The second poem was written by Lambert Butler after a visit to Bunnahow
on his return from Australia. On the death of William II the place was
inherited by the latter’s great-grandson, a boy of seven, whose
mother closed the old family mansion and heedlessly let it fall into
decay.
The last poem is in a more cheerful strain.
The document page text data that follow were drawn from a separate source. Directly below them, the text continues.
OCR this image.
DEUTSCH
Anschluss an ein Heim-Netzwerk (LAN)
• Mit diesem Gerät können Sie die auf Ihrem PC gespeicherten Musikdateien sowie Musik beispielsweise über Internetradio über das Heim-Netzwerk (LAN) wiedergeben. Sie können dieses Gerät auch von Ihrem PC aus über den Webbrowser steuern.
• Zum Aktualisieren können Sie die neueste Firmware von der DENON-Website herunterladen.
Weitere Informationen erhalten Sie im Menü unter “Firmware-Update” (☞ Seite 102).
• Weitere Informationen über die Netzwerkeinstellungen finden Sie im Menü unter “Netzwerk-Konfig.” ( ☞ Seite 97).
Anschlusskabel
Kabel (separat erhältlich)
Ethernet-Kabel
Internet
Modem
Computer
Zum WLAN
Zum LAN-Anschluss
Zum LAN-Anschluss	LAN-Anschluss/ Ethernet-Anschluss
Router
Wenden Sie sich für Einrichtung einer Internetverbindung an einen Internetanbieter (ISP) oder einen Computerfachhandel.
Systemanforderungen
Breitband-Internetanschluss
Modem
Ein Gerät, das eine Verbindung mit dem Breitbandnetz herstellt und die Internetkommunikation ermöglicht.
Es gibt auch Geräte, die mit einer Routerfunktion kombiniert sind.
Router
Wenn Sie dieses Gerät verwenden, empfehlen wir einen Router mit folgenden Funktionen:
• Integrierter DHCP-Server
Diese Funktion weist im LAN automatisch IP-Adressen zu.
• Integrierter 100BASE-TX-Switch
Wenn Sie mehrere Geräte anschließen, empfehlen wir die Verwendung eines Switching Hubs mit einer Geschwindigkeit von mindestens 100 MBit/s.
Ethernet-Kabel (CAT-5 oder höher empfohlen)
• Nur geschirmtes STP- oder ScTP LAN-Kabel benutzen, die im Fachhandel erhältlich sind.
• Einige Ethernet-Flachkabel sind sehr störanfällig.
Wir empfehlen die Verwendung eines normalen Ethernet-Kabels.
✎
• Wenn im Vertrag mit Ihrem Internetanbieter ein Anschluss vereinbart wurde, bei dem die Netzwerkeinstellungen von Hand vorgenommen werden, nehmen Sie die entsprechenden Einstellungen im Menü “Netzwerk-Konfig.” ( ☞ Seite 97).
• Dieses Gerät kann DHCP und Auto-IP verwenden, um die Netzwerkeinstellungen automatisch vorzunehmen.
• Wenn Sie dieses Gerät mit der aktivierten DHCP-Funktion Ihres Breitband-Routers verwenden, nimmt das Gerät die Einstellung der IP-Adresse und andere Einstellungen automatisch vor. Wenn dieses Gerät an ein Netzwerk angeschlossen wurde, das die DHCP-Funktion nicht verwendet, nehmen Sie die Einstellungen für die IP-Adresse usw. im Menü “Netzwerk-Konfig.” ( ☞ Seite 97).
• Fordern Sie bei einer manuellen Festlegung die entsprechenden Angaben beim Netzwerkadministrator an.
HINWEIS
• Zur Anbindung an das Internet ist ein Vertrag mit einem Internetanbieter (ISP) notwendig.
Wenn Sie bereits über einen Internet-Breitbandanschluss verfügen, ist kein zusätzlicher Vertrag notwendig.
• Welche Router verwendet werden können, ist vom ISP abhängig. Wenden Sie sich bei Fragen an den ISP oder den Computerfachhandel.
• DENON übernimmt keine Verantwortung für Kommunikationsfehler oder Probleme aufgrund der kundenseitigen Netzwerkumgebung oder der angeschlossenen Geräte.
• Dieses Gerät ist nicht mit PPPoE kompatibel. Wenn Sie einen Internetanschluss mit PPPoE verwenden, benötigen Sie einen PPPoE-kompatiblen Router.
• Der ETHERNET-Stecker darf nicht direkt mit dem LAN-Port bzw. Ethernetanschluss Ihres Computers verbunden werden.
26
It was composed by a family
retainer at Knoppogue, who compares it not unfavourably with other country
houses he had visited.
A Lament for Kilcash
Oh sorrow the saddest and sorest,
Kilcash’s attractions are fled-
Felled lie the high trees of its forest,
And its bells hang silent and dead.
There dwelt the fair lady, the vaunted
Who spread through the island her fame;
There the Mass and the vespers were chanted,
And thither the proud Earls came.
I am worn by anguish unspoken
As I gaze on its glories defaced,
Its beautiful gates lying broken,
Is gardens all desert and waste.
Its courts, that in lightening and thunder
Stood firm, are alas! all decayed;
And the Lady Iveagh sleepeth under
The sod in the greenwood shade.
No more on a summer-day sunny
Shall I hear the thrush sing from his lair,
No more see the bee bearing honey
At noon through the odorous air.
Hushed now in the thicket so shady
The dove hath forgotten her call,
And mute in the grave lies the Lady
Whose voice was the sweetest of all!
As the deer from the brown of the mountain
When chased by the hunter and hound,
Looks down upon forest and fountain,
And all the green scenery round;
So I on thy drear desolation
Gaze O my Kilcash upon thee!
Oh thy ruin and black devastation
So doleful and woeful to see.
Ah! why the Old House let Decay!
Ah! why the Old House let Decay?
Ah! can no kindly one be found
To shield it from the wintry day,
And stay its tott’ring to the ground?
How changed, alas! is now the scene,
Since those fled days I loitered o’er
The smiling lawn of brightest green,
Which my forefathers trod before.
All, all is drear and loney now,
No host now there to cheer his guest;
For death has settled on his brow,
And his cold form lies at rest.
Full well know we the old must go;
But cruel death, ah! why didst thou
Thy grisly dart at the young throw,
And strike the heir to Bunnahow?
Knoppogue
I have seen Adare, of romance and story,
In all it’s glory, by the rushing tide,
Sweet Tervoe shades, by the Shannon water,
And the famous gardens of Castle Hyde;
Rockbarton shades of salubrious air,
And beauty fair by grand Comogue;
But for shrubs and resplendent towers,
I saw none to equal my sweet Knoppogue.